The Steelworkers say plans for a forest ombudsman, appointed by the industry-dominated Forest Safety Council, and other self-regulatory measures introduced by the forest companies, are superficial gestures.
"If the Safety Council really believes an ombudsman would help end the injuries and deaths in our forests, then they should call on the provincial government to appoint a truly independent ombudsperson," said Dunlop.
The Canadian Labour Congress's theme for the Day of Mourning is Organizing for Healthier and Safer Workplaces.
"This means unions will be organizing to have effective health and safety committees; organizing to ensure that workers participate in developing health and safety programs for the workplace; organizing to have regular workplace inspections; organizing to ensure proper training; and organizing to support calls for new legislation," said Dunlop.
In 1984 when the Canadian Labour Congress initiated April 28 as the National Day of Mourning, 744 workers were listed in Canada as having died from workplace injuries.
In 2004, the numbers listed by the Association of Workers Compensation Boards of Canada showed that 928 workers were killed due to workplace injuries.
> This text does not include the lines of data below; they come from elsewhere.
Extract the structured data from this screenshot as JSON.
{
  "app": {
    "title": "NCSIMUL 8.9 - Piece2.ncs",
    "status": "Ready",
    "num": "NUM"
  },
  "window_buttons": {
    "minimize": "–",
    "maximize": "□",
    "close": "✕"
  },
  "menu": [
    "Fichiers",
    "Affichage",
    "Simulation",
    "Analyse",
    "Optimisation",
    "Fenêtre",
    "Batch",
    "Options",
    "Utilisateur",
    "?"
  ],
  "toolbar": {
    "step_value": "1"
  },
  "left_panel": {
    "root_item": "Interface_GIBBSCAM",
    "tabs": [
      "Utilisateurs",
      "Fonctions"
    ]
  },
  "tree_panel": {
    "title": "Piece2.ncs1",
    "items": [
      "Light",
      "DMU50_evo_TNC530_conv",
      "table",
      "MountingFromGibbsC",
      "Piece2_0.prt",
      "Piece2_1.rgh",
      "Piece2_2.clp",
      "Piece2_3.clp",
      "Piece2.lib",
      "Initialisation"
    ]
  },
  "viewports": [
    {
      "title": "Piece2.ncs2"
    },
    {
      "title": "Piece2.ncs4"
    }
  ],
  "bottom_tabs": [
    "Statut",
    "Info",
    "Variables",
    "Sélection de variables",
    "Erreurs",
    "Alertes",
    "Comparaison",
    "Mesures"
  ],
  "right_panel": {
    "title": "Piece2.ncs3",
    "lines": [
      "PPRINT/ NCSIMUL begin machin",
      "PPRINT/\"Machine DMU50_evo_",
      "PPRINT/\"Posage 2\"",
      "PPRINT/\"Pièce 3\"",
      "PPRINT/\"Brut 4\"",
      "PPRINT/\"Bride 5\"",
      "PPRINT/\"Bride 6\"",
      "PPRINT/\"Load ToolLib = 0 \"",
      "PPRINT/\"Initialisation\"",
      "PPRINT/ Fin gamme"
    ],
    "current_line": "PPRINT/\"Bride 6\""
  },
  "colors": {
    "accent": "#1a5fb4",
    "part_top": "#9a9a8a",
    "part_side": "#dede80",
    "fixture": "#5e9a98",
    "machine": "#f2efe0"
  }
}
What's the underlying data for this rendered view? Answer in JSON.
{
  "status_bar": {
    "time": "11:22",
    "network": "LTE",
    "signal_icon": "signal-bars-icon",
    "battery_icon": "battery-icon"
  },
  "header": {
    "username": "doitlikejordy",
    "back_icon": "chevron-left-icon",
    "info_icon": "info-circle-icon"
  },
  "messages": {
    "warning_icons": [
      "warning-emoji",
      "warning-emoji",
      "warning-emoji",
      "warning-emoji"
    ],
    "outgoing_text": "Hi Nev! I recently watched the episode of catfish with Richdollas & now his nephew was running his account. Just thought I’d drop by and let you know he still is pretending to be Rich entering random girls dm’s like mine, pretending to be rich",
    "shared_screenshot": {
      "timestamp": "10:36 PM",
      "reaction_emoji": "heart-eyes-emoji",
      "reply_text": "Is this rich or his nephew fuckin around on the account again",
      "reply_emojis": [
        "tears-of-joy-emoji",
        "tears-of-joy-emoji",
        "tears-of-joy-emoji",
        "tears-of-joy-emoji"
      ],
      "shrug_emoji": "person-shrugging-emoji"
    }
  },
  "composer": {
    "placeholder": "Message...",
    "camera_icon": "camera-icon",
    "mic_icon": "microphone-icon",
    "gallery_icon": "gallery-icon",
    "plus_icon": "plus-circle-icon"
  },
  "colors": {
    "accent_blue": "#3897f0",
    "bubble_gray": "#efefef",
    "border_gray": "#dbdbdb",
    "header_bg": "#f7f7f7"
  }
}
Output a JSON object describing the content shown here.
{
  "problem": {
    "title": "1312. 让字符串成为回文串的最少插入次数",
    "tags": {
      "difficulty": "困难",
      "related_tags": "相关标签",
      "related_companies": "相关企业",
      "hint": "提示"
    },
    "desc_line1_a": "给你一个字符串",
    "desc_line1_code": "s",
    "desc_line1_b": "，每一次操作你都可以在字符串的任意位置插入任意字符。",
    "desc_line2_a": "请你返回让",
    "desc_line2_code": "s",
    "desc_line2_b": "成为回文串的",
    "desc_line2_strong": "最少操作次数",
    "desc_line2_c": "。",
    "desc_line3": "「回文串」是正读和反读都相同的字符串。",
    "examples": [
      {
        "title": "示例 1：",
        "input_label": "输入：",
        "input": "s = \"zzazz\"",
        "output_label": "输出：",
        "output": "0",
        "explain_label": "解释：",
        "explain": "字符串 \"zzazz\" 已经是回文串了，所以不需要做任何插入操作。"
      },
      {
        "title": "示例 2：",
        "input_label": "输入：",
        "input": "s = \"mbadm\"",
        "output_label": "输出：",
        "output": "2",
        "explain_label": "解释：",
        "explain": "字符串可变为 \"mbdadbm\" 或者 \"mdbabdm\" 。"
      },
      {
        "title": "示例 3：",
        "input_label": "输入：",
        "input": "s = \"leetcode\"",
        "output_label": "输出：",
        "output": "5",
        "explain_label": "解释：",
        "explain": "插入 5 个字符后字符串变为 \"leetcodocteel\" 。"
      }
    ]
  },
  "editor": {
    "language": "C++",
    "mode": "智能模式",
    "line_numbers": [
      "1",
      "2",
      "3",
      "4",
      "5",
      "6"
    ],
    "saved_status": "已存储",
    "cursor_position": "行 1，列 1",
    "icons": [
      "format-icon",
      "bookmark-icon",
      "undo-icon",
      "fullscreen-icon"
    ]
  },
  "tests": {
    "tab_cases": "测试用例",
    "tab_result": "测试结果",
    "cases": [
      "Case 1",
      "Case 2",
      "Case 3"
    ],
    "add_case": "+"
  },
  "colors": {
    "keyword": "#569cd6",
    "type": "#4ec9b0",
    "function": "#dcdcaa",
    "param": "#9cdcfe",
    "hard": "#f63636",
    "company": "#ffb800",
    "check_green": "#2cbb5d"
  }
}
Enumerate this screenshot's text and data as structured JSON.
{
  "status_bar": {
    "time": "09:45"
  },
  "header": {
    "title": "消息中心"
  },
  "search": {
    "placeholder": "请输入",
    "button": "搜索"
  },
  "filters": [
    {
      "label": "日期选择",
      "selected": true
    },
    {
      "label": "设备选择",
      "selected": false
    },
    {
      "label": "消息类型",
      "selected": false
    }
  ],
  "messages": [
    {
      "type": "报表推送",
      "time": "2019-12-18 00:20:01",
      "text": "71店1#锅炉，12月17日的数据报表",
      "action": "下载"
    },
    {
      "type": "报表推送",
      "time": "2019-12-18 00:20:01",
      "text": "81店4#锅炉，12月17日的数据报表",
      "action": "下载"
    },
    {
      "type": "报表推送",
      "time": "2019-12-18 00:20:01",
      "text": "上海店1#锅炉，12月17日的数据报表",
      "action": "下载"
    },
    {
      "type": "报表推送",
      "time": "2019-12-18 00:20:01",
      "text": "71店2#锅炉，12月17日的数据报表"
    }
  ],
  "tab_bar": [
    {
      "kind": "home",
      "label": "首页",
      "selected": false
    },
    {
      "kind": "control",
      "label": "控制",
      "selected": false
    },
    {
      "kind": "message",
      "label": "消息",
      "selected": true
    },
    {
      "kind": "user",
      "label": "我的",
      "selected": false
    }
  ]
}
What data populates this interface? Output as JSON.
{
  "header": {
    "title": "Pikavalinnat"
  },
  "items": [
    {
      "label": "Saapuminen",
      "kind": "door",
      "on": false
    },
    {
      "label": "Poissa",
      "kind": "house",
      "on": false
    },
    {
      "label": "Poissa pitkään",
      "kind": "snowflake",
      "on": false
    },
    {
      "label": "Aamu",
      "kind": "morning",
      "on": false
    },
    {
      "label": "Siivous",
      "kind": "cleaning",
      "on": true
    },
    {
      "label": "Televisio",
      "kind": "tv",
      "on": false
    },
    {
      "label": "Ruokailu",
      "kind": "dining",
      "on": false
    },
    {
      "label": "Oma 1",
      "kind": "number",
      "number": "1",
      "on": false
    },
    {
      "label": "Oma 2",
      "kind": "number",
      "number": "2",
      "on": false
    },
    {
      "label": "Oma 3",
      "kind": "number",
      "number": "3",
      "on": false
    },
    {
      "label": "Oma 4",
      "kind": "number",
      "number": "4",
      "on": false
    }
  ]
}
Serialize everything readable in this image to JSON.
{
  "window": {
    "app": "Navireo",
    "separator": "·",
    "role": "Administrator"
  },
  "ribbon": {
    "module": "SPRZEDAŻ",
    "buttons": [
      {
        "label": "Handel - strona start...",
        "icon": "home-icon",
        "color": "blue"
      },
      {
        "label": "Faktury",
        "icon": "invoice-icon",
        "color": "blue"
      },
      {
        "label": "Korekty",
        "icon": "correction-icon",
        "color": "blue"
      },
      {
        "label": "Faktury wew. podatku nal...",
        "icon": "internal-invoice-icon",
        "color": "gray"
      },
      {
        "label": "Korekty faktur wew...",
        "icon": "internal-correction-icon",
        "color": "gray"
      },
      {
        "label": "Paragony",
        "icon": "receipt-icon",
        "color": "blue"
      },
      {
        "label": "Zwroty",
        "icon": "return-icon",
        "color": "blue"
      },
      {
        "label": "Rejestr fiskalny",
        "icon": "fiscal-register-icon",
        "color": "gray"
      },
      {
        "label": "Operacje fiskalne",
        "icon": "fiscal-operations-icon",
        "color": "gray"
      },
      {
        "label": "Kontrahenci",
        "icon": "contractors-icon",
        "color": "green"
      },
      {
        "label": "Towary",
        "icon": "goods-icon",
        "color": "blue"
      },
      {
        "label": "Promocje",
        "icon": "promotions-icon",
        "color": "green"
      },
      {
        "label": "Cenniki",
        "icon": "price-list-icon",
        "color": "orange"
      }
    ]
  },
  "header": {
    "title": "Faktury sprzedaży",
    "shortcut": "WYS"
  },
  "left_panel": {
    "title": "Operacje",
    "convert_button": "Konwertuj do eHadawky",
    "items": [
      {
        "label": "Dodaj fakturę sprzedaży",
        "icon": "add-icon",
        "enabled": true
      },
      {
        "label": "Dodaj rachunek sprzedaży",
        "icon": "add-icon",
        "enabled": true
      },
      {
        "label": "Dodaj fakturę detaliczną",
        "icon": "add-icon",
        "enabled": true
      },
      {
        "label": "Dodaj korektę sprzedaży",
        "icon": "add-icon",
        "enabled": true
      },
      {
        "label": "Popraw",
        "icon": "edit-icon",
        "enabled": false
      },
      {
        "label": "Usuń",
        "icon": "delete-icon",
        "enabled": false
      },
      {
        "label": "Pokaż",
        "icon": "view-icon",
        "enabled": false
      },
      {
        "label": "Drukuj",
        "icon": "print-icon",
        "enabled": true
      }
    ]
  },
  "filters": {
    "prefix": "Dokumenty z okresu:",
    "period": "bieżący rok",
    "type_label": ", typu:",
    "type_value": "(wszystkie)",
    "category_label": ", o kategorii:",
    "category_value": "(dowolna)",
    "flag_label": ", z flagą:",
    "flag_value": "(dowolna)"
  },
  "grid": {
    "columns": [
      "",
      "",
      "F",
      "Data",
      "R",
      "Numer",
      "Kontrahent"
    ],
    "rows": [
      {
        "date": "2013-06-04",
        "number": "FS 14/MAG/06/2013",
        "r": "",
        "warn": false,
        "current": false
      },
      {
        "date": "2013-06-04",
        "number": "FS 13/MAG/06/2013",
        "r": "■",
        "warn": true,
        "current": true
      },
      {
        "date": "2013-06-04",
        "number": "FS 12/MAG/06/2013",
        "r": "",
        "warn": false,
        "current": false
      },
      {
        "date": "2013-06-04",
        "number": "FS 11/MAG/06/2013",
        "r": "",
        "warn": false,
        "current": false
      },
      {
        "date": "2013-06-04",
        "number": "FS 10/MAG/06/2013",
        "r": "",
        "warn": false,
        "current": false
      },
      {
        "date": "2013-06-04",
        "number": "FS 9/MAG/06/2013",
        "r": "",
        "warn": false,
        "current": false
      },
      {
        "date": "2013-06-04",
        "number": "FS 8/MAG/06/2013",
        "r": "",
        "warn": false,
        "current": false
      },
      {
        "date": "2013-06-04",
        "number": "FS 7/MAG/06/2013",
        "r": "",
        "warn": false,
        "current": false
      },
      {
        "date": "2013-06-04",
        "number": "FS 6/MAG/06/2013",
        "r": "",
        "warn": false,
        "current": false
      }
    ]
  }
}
Dunlop also supports the B.C. Federation of Labour's push to protect night-shift workers, particularly those who work alone.
The federation has been campaigning for a crackdown on employers who fail to implement and enforce working-alone policies since Grant DePatie was killed in Maple Ridge last spring while trying to prevent the theft of gasoline from the gas station where he worked.
While regulations require employers to have a plan in place for people working alone, there is no mechanism to ensure this is done.
"It's more proof self-regulation isn't working," said Dunlop, adding that workplaces should be required to have at least two employees on duty during overnight hours.
"It should not be OK to expect young people to be working minimum wage, by themselves, at 2 in the morning. I can't imagine what else we could do to make their work environment any more dangerous."
"We must stop the carnage," said Dunlop. "We need health and safety regulations with teeth."